J’ai été rappelée au boulot. Je reviendrai vers 20 heures.

Il y a des pâtes dans le frigo.

Ton père finit sa garde après minuit.

Je t’embrasse. Maman.

 

Manon reste plantée devant ces quelques mots. Une sensation lui tord l’estomac : Coupable, la fuite de ses parents !

Le memo a rejoint les pâtes dans la poubelle.

 

Manon avale ses pensées.

Elle mâche et remâche sa colère. Elle rumine ses mots. Manon n’a pas faim, elle s’alimente de sa tristesse.

Enfermée dans ce corps qu’elle déteste, prisonnière des chaînes de la détresse, elle ne sourit plus.

Etouffée par ce monde cruel, dévastée par l’envie d’être belle, elle ne pense plus.

Obsédée par son poids, jour et nuit, forcée de traîner son corps maigre et sans vie, elle ne mange plus.

Déchirée tous les jours par le noir, fatiguée de vomir son désespoir, elle n’en peut plus.

Etranglée par son besoin d’amour, décidée à partir pour toujours, ce soir elle ne rit plus.

 

 

Sa vie est sans faim.

Seule, dans cette grande maison, Manon trouve le silence angoissant. La musique, toujours la même, rythme le noir de son désespoir.

 

Cendrillon, pour ses vingt ans, est la plus jolie des enfants…[1]

 

Manon sent son ventre crier famine. Son corps réclame avec avidité de déguster des dessins de fleurs. De savourer la chaleur de Mozart et d’un violon, sel de vie. De se délecter des rires du soleil et des rêves d’étoiles.

Elle n’a plus le goût de vivre. Seule, sa main décharnée se blesse à l’os saillant de la hanche. Manon sourit. Douce violence.

Seuls, ses doigts maigres suivent les petites rivières que sont ses veines.

Manon sourit. Douce violence.

 Seuls, ses genoux osseux se cognent. Echos lancinants d’osselets jetés sur une table de jeux.

Manon sourit. Douce violence.

 

Manon se laisse bercer par la musique. Sa seule amie les soirs affamés de tendresse.

Elle oublie le temps. Dans son palais d’argent. Pour ne pas voir qu’un nouveau jour se lève. Elle ferme les yeux et dans ses rêves. Elle part, jolie petite histoire…

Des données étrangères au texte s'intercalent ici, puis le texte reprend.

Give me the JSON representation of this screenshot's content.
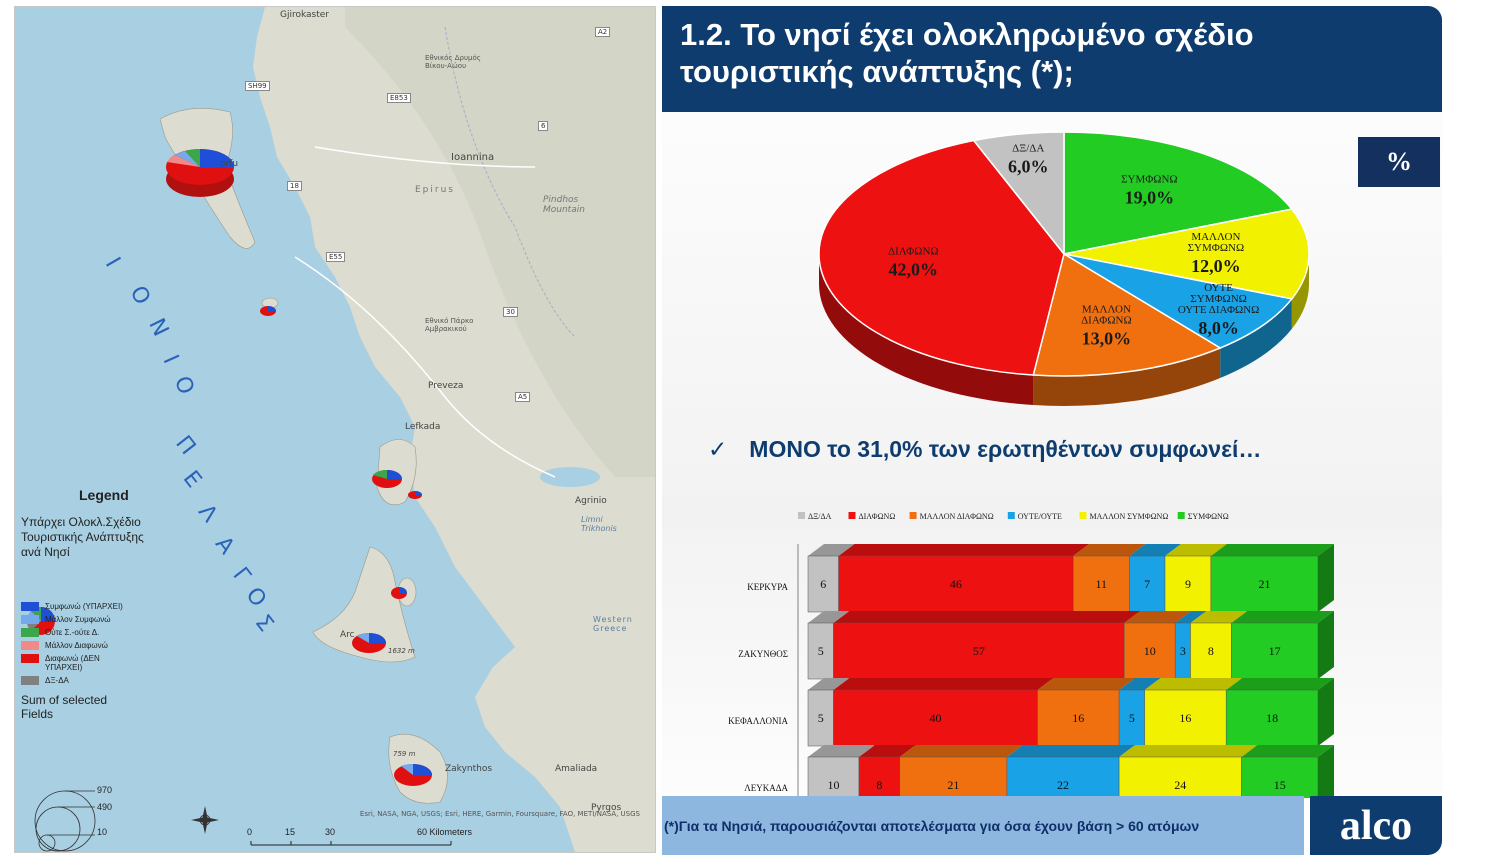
{
  "map": {
    "places": [
      "Gjirokaster",
      "Ioannina",
      "Epirus",
      "Pindhos Mountain",
      "Preveza",
      "Lefkada",
      "Agrinio",
      "Amaliada",
      "Zakynthos",
      "Pyrgos",
      "orfu",
      "Arc",
      "Εθνικός Δρυμός Βίκου-Αώου",
      "Εθνικό Πάρκο Αμβρακικού",
      "Limni Trikhonis",
      "Western Greece",
      "759 m",
      "1632 m"
    ],
    "roads": [
      "A2",
      "SH99",
      "E853",
      "6",
      "18",
      "E55",
      "30",
      "A5"
    ],
    "sea_letters": [
      "Ι",
      "Ο",
      "Ν",
      "Ι",
      "Ο",
      "Π",
      "Ε",
      "Λ",
      "Α",
      "Γ",
      "Ο",
      "Σ"
    ],
    "legend": {
      "title": "Legend",
      "subtitle": "Υπάρχει Ολοκλ.Σχέδιο Τουριστικής Ανάπτυξης ανά Νησί",
      "items": [
        {
          "label": "Συμφωνώ (ΥΠΑΡΧΕΙ)",
          "color": "#1f4fd6"
        },
        {
          "label": "Μάλλον Συμφωνώ",
          "color": "#74a9ec"
        },
        {
          "label": "Ούτε Σ.-ούτε Δ.",
          "color": "#3aa84a"
        },
        {
          "label": "Μάλλον Διαφωνώ",
          "color": "#f08a8a"
        },
        {
          "label": "Διαφωνώ (ΔΕΝ ΥΠΑΡΧΕΙ)",
          "color": "#e01010"
        },
        {
          "label": "ΔΞ-ΔΑ",
          "color": "#808080"
        }
      ],
      "sum_label": "Sum of selected Fields",
      "sum_values": [
        "970",
        "490",
        "10"
      ]
    },
    "scale": {
      "ticks": [
        "0",
        "15",
        "30",
        "60 Kilometers"
      ]
    },
    "attribution": "Esri, NASA, NGA, USGS; Esri, HERE, Garmin, Foursquare, FAO, METI/NASA, USGS"
  },
  "slide": {
    "title": "1.2. Το νησί έχει ολοκληρωμένο σχέδιο τουριστικής ανάπτυξης (*);",
    "percent_badge": "%",
    "highlight": "ΜΟΝΟ το 31,0% των ερωτηθέντων συμφωνεί…",
    "check": "✓",
    "footnote": "(*)Για τα Νησιά, παρουσιάζονται αποτελέσματα για όσα έχουν βάση > 60 ατόμων",
    "logo": "alco"
  },
  "chart_data": [
    {
      "type": "pie",
      "slices": [
        {
          "label": "ΣΥΜΦΩΝΩ",
          "display": "19,0%",
          "value": 19.0,
          "color": "#22cc22"
        },
        {
          "label": "ΜΑΛΛΟΝ ΣΥΜΦΩΝΩ",
          "display": "12,0%",
          "value": 12.0,
          "color": "#f2f200"
        },
        {
          "label": "ΟΥΤΕ ΣΥΜΦΩΝΩ ΟΥΤΕ ΔΙΑΦΩΝΩ",
          "display": "8,0%",
          "value": 8.0,
          "color": "#19a3e6"
        },
        {
          "label": "ΜΑΛΛΟΝ ΔΙΑΦΩΝΩ",
          "display": "13,0%",
          "value": 13.0,
          "color": "#f07010"
        },
        {
          "label": "ΔΙΑΦΩΝΩ",
          "display": "42,0%",
          "value": 42.0,
          "color": "#ee1111"
        },
        {
          "label": "ΔΞ/ΔΑ",
          "display": "6,0%",
          "value": 6.0,
          "color": "#c2c2c2"
        }
      ]
    },
    {
      "type": "bar",
      "stacked": true,
      "orientation": "horizontal",
      "categories": [
        "ΚΕΡΚΥΡΑ",
        "ΖΑΚΥΝΘΟΣ",
        "ΚΕΦΑΛΛΟΝΙΑ",
        "ΛΕΥΚΑΔΑ"
      ],
      "series": [
        {
          "name": "ΔΞ/ΔΑ",
          "color": "#c2c2c2",
          "values": [
            6,
            5,
            5,
            10
          ]
        },
        {
          "name": "ΔΙΑΦΩΝΩ",
          "color": "#ee1111",
          "values": [
            46,
            57,
            40,
            8
          ]
        },
        {
          "name": "ΜΑΛΛΟΝ ΔΙΑΦΩΝΩ",
          "color": "#f07010",
          "values": [
            11,
            10,
            16,
            21
          ]
        },
        {
          "name": "ΟΥΤΕ/ΟΥΤΕ",
          "color": "#19a3e6",
          "values": [
            7,
            3,
            5,
            22
          ]
        },
        {
          "name": "ΜΑΛΛΟΝ ΣΥΜΦΩΝΩ",
          "color": "#f2f200",
          "values": [
            9,
            8,
            16,
            24
          ]
        },
        {
          "name": "ΣΥΜΦΩΝΩ",
          "color": "#22cc22",
          "values": [
            21,
            17,
            18,
            15
          ]
        }
      ],
      "legend": "top"
    }
  ]
}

… d’un morceau de chocolat ! Une pensée brutale : « Tu n’as pas le droit. Tu ne mérites pas de te faire plaisir puisque personne ne t’aime. Et tu ne veux pas ressembler à une énorme vieille fille, pas vrai ? Ecoute-moi… Tu resteras une adorable petite fille ! »

Elle commence à boire. A traîner dans les bars. Emmitouflée dans son cafard…

 

Sa peine se noie dans un verre d’alcool. Ses larmes, amères, coulent. Inaperçues. Des fantômes.

Manon est un fantôme. Un être sans chair. Un fantôme du vide. De l’absence. Du rien. Un fantôme si léger que le moindre souffle de vent pourrait l’emmener avec lui.

Elle étrangle son verre pour se remplir le cœur.

 

Manon se sert un autre verre d’alcool. Il y a des traces de vie dans l’eau de vie et, quelques petites pilules recluses dans leur prison de carton argenté.

Elle hésite un moment. Joue avec les comprimés. Elle avale le tout avec la même passion que les bonbons multicolores de l’enfance.

 

L’aiguille de l’horloge a  continué son chemin et a largement dépassé 3 heures.

Un nuage de lait ponctue le ciel de la nuit. Noire.

 

Manon s’assoupit, épuisée. Les blessés de l’âme le savent. C’est lorsque nous fermons les yeux que nous voyons le mieux.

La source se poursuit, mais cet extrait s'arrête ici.